With the Blue House doing damage control, the main opposition New Politics Alliance for Democracy (NPAD) lashed out on Thursday at the presidential office, lamenting that even a low-level secretary could disrupt national affairs by waging allegations against the ruling party chairman.

“The Blue House must reflect on these eroding work principles,” interim NPAD Chairman Moon Hee-sang said Thursday during a meeting with his Saenuri counterpart. “I even feel a sense of comradery with [Saenuri Chairman] Kim for the way he has been treated [by the presidential office].”

But while Eum has since denied the allegation that he suspected Kim and Representative Yoo of leaking the Blue House document, the latest controversy has nevertheless cast a spotlight over tensions between the 64-year-old Saenuri leader and the Blue House, which has long been suspicious of Kim’s long-term political objectives.

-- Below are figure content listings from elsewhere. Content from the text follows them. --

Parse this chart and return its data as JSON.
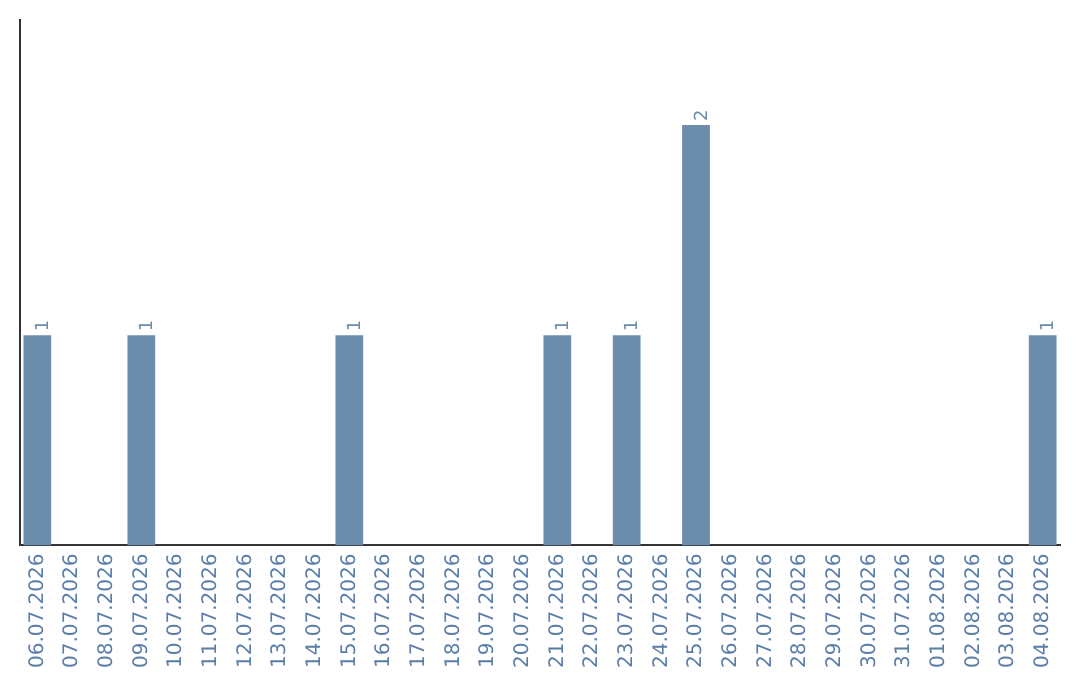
{
  "chart_data": {
    "type": "bar",
    "categories": [
      "06.07.2026",
      "07.07.2026",
      "08.07.2026",
      "09.07.2026",
      "10.07.2026",
      "11.07.2026",
      "12.07.2026",
      "13.07.2026",
      "14.07.2026",
      "15.07.2026",
      "16.07.2026",
      "17.07.2026",
      "18.07.2026",
      "19.07.2026",
      "20.07.2026",
      "21.07.2026",
      "22.07.2026",
      "23.07.2026",
      "24.07.2026",
      "25.07.2026",
      "26.07.2026",
      "27.07.2026",
      "28.07.2026",
      "29.07.2026",
      "30.07.2026",
      "31.07.2026",
      "01.08.2026",
      "02.08.2026",
      "03.08.2026",
      "04.08.2026"
    ],
    "values": [
      1,
      0,
      0,
      1,
      0,
      0,
      0,
      0,
      0,
      1,
      0,
      0,
      0,
      0,
      0,
      1,
      0,
      1,
      0,
      2,
      0,
      0,
      0,
      0,
      0,
      0,
      0,
      0,
      0,
      1
    ],
    "value_labels": [
      "1",
      null,
      null,
      "1",
      null,
      null,
      null,
      null,
      null,
      "1",
      null,
      null,
      null,
      null,
      null,
      "1",
      null,
      "1",
      null,
      "2",
      null,
      null,
      null,
      null,
      null,
      null,
      null,
      null,
      null,
      "1"
    ],
    "color": "#6b8cab",
    "grid": false,
    "legend": false,
    "tick_labels": "x"
  }
}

“Eum’s quick dismissal could be understood as a compromise between Kim and the Blue House as a way to avoid inflaming the conflict further,” said Yoon Hee-woong, an analyst at Min Consulting. “The latest incident [over Kim’s memo] confirms there is a deep sense of mistrust held by the Blue House toward Kim, to the extent that they suspect he was behind the document leak. The open rupture between the two could subside for the time being. But the relationship between the two is just like an active volcano that could erupt at any time.”

The tense relationship between Chairman Kim and President Park is no secret to political observers. Once a loyal aide to the 63-year-old president, Kim deviated from her circle when he openly objected to Park’s insistence on keeping an original plan to move Seoul’s administrative headquarters down to Sejong in 2009.

It was revealed to the press earlier this week that Kim wrote the memo after he was told by Lee Jun-seok, a former member of the ruling party’s emergency committee in 2012, that Eum believed the two Saenuri lawmakers were behind the leak of the presidential document.

The controversy ignited by the memo comes at a bad time for the Park administration, which needs the cooperation of the Saenuri to push ahead with its major policy directives.

Most ruling party lawmakers kept quiet about the issue Thursday, with one exception.

“It is not acceptable that a person working at the Blue House treats the ruling party chairman with such contempt,” Rep. Kim Sung-tae, the sole Saenuri lawmaker to speak on the matter, said in a radio interview with PBC. “Chairman Kim is trying to help President Park to achieve her policy goals. But if the Blue House looks at him with such suspicion, there is not much he can do.”